Tough Year Ahead for E-Reading

2013 wasn’t a great year for e-readers. Sales of the devices continued to decline and a study released in December found that 60% of the consumers who downloaded e-books never read them. Michael Kozlowski, editor of the blog goodereader.com, is predicting more of the same in 2014.

First, E Ink will start moving away from e-reader technology. The e-reader business has been losing ground to tablet technology for more than a year and Kozlowski wrote that expansion into the digital signage market will be its next move.

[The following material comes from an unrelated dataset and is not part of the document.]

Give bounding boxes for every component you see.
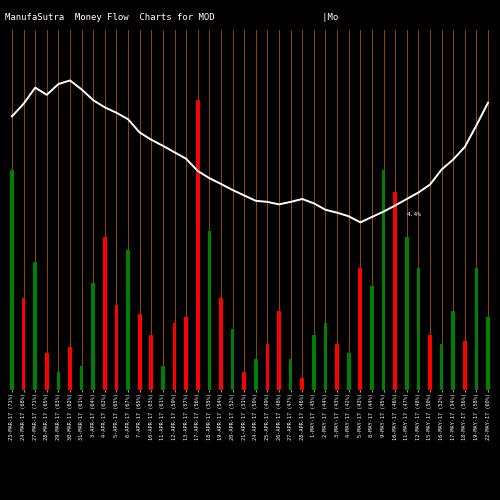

The E Ink shift away from e-reader technology may be helped along if Kozlowski is right about Barnes and Noble. He predicted that since B&N makes more money on digital content sales, it will decide to give up on the Nook. He also expects Sony to give up on its e-reading devices to focus more on tablet and multimedia-based experiences.

He also predicted declines in both reading on tablet devices and e-books in general.

Reading on tablets will decline because manufacturers will move away from producing as many tablets in favor of more smartphones in 2014, which should produce more smartphone readers. Or maybe, with e-book sales flat or in decline throughout 2013, people will just head back to hardcover and paperback books.

“With the way things have gone in 2013 in the e-reader and tablet sector, some people may be optimistic about the future,” Kozlowski wrote. “I, for one, am not.”